The American religious landscape is admittedly as varied and complex as the geographical landscape. This makes any taxonomy of religious beliefs necessarily artificial, as the authors note. So they start with what American religious believers have in common: namely, the notion that God is loving. This is something some 85 percent of Americans affirm.
Beneath that superficial similarity, though, is a range of conceptions about God's character. Those conceptions dramatically alter our understanding of the shape his love takes in our world. Froese and Bader examine two questions whose answers, they contend, determine more about a person's cultural and political worldview than any other sociological factor. First, to what extent does God interact with the world? Second, to what extent does God judge the world? As the authors put it, "The answers to these questions predict the substance of our worldviews much better than the color of our skin, the size of our bank account, the political party we belong to, or whether we wear a white Stetson or faded Birkenstocks."

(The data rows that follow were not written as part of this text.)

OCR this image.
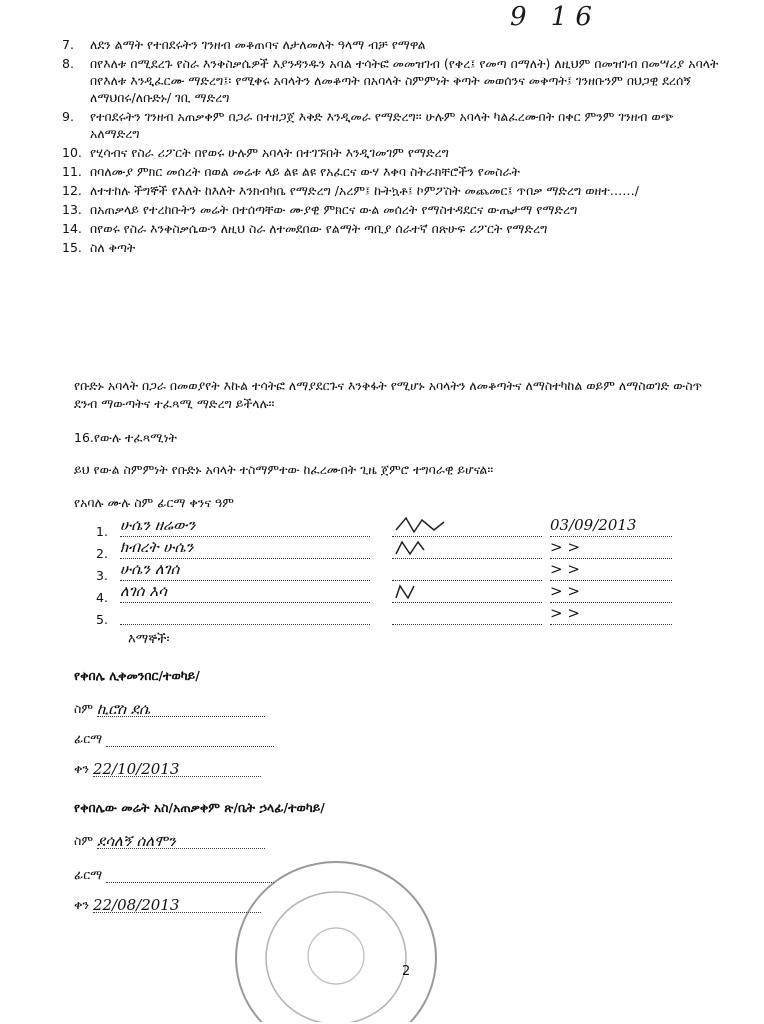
9 16
7. ለደን ልማት የተበደሩትን ገንዘብ መቆጠባና ለታለመለት ዓላማ ብቻ የማዋል
8. በየእለቱ በሚደረጉ የስራ እንቅስቃሴዎች እያንዳንዱን አባል ተሳትፎ መመዝገብ (የቀረ፤ የመጣ በማለት) ለዚህም በመዝገብ በመሣሪያ አባላት በየእለቱ እንዲፈርሙ ማድረግ፤፡ የሚቀሩ አባላትን ለመቆጣት በአባላት ስምምነት ቅጣት መወሰንና መቅጣት፤ ገንዘቡንም በህጋዊ ደረሰኝ ለማህበሩ/ለቡድኑ/ ገቢ ማድረግ
9. የተበደሩትን ገንዘብ አጠቃቀም በጋራ በተዘጋጀ እቅድ እንዲመራ የማድረግ፡፡ ሁሉም አባላት ካልፈረሙበት በቀር ምንም ገንዘብ ወጭ አለማድረግ
10. የሂሳብና የስራ ሪፖርት በየወሩ ሁሉም አባላት በተገኙበት እንዲገመገም የማድረግ
11. በባለሙያ ምክር መሰረት በወል መሬቱ ላይ ልዩ ልዩ የአፈርና ውሃ እቀባ ስትራክቸሮችን የመስራት
12. ለተተከሉ ችግኞች የእለት ከእለት እንክብካቤ የማድረግ /አረም፤ ኩትኳቶ፤ ኮምፖስት መጨመር፤ ጥበቃ ማድረግ ወዘተ……/
13. በአጠቃላይ የተረከቡትን መሬት በተሰጣቸው ሙያዊ ምክርና ውል መሰረት የማስተዳደርና ውጤታማ የማድረግ
14. በየወሩ የስራ እንቅስቃሴውን ለዚህ ስራ ለተመደበው የልማት ጣቢያ ሰራተኛ በጽሁፍ ሪፖርት የማድረግ
15. ስለ ቅጣት
የቡድኑ አባላት በጋራ በመወያየት እኩል ተሳትፎ ለማያደርጉና እንቅፋት የሚሆኑ አባላትን ለመቆጣትና ለማስተካከል ወይም ለማስወገድ ውስጥ ደንብ ማውጣትና ተፈጻሚ ማድረግ ይችላሉ፡፡
16.የውሉ ተፈጻሚነት
ይህ የውል ስምምነት የቡድኑ አባላት ተስማምተው ከፈረሙበት ጊዜ ጀምሮ ተግባራዊ ይሆናል፡፡
የአባሉ ሙሉ ስም ፊርማ ቀንና ዓም
1. ሁሴን ዘሬውን	03/09/2013
2. ክብረት ሁሴን	> >
3. ሁሴን ለገሰ	> >
4. ለገሰ እሳ	> >
5.	> >
እማኞች፡
የቀበሌ ሊቀመንበር/ተወካይ/
ስም ኪሮስ ደሴ
ፊርማ
ቀን 22/10/2013
የቀበሌው መሬት አስ/አጠቃቀም ጽ/ቤት ኃላፊ/ተወካይ/
ስም ደሳለኝ ሰለሞን
ፊርማ
ቀን 22/08/2013
2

Respondents' answers lead the authors to identify four conceptions of God among the American religious public: (1) the authoritative God, who both judges and is closely engaged in the world; (2) the benevolent God, who is "engaged but nonjudgmental"; (3) the critical God, who happens to be judgmental but disengaged; and (4) the distant God, who is neither engaged nor judgmental, and could care less about how humans muck about.

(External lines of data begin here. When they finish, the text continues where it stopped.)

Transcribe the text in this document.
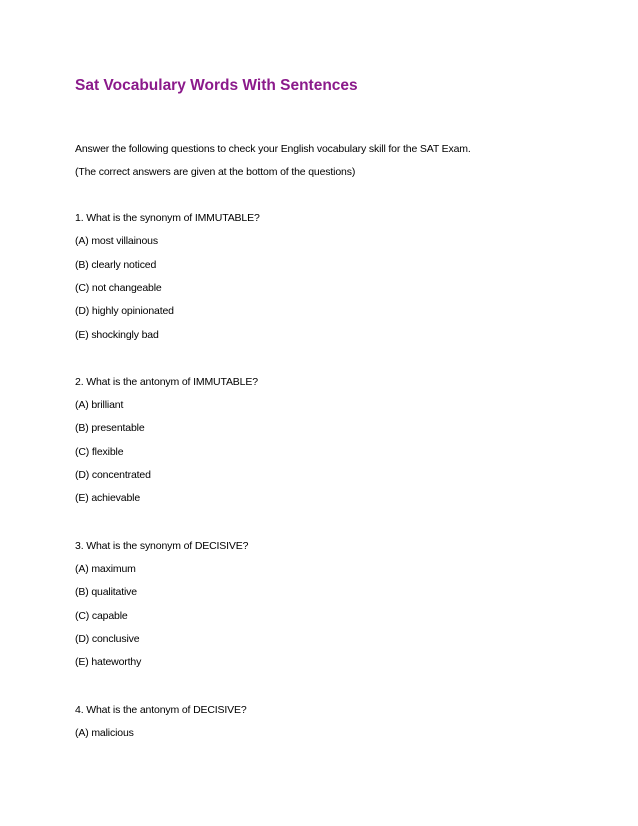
Sat Vocabulary Words With Sentences
Answer the following questions to check your English vocabulary skill for the SAT Exam.
(The correct answers are given at the bottom of the questions)
1. What is the synonym of IMMUTABLE?
(A) most villainous
(B) clearly noticed
(C) not changeable
(D) highly opinionated
(E) shockingly bad
2. What is the antonym of IMMUTABLE?
(A) brilliant
(B) presentable
(C) flexible
(D) concentrated
(E) achievable
3. What is the synonym of DECISIVE?
(A) maximum
(B) qualitative
(C) capable
(D) conclusive
(E) hateworthy
4. What is the antonym of DECISIVE?
(A) malicious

The rubric is helpful. It moves beyond the binary culture-war characterizations of "Left and Right," "progressive and conservative," and so on. Our over-dependence on such characterizations became clear when black evangelicals in California voted overwhelmingly for Barack Obama, as expected, but also voted to ban homosexual marriages. The outcome reminded everyone that the culture wars aren't always fought along partisan lines.